Abies sibirica, the Siberian fir, is a coniferous evergreen tree native to the taiga east of the Volga River and south of 67°40' North latitude in Siberia through Turkestan, northeast Xinjiang, Mongolia and Heilongjiang.

==Distribution==

The tree lives in the cold boreal climate on moist soils in mountains or river basins at elevations of 1900–2400 m. It is very shade-tolerant, frost-resistant, and hardy, surviving temperatures down to −50 C. It rarely lives over 200 years due to the susceptibility to fungal decay in the wood.

==Description==
Siberian fir, Abies sibirica, grows 30–35 m tall with a trunk diameter of 0.5–1 m at breast height and a conical crown.
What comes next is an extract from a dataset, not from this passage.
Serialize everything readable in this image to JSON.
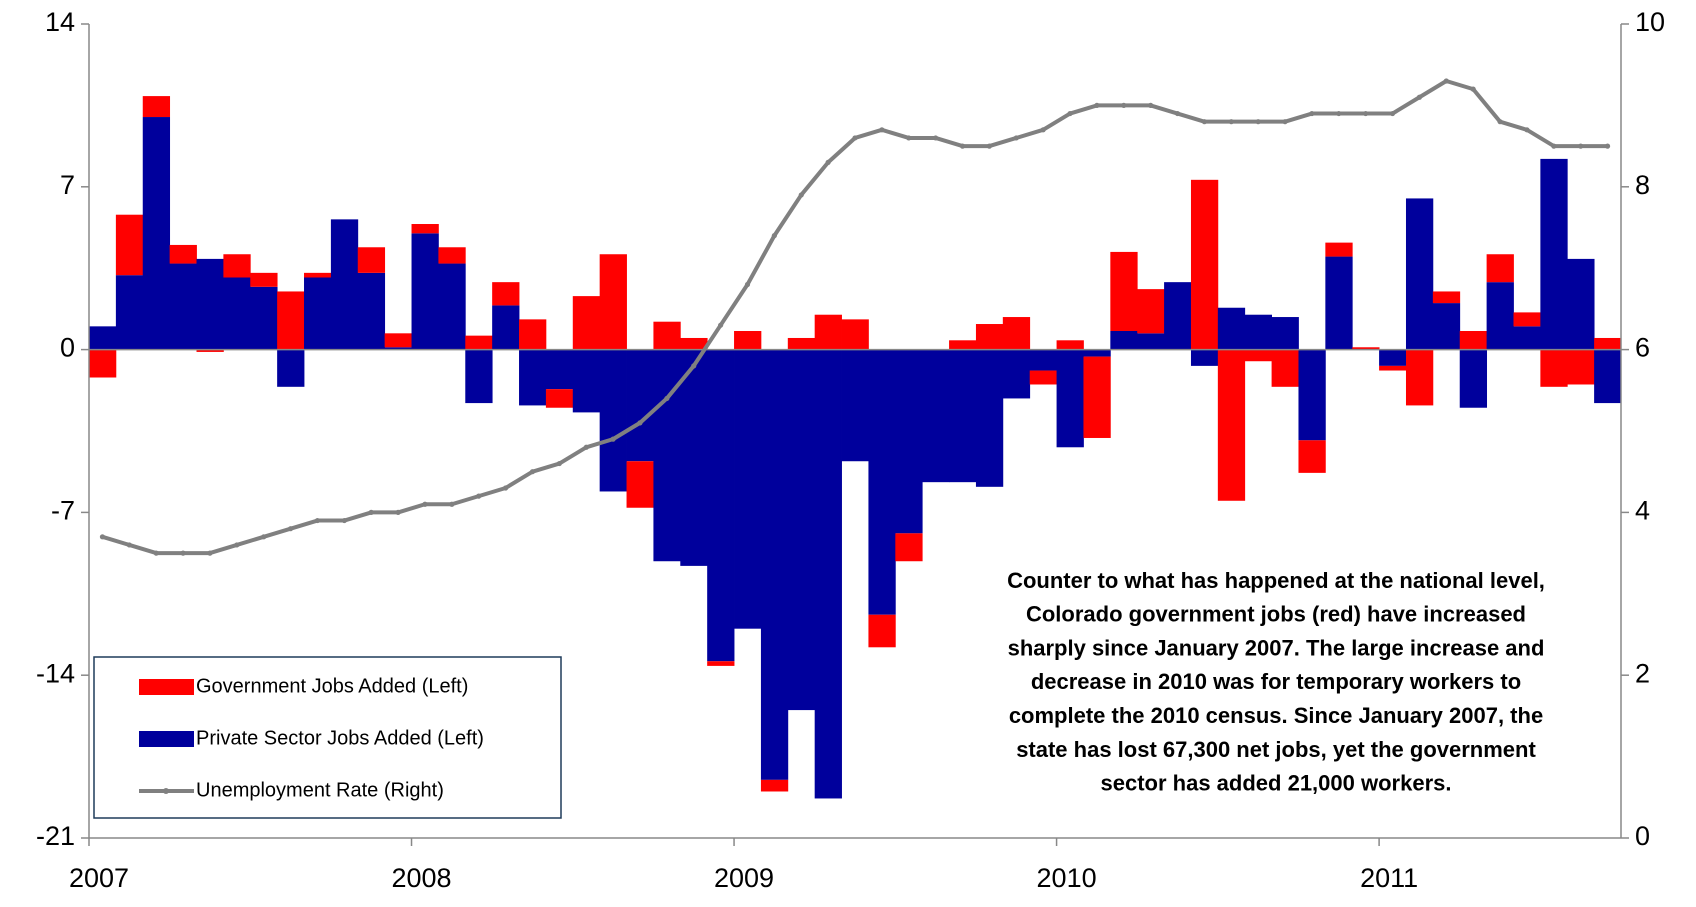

The bark is grey-green to grey-brown and smooth with resin blisters typical of most firs. Shoots are yellow-grey, resinous, and slightly pubescent. The leaves are needle-like, 2–3 cm long and 1.5 mm broad on average. They are light green above with two grey-white stomatal bands underneath, and are directed upwards along the stem. They are soft, flattened, and strongly aromatic. The cones are cylindrical, 5–9.5 cm long and 2.5–3.5 cm broad, with small bracts hidden by the scales. They ripen from bluish to brown or dark brown in mid-autumn. The seeds, 7 mm long with a triangular wing 0.7–1.3 cm long, are released when the cone disintegrates after maturity.

===Varieties===
There are two varieties:
- Abies sibirica var. sibirica. Described above.
- Abies sibirica var. semenovii (B. Fedtschenko) Farjon. Endemic in Kyrgyzstan. Branchlets noticeably ridged and grooved. Resin canals marginal. Cones yellow-brown, with broader bracts than those of var. sibirica.

==Ecology==
Abies sibirica is subject to infection from the fungus Delphinella balsameae which was reported from Russia for the first time in 2003.

==Uses==
Essential oils extracted from the leaves are used in aromatherapy and perfumes. The wood is soft, lightweight, and weak. It is used in construction, furniture, and wood pulp.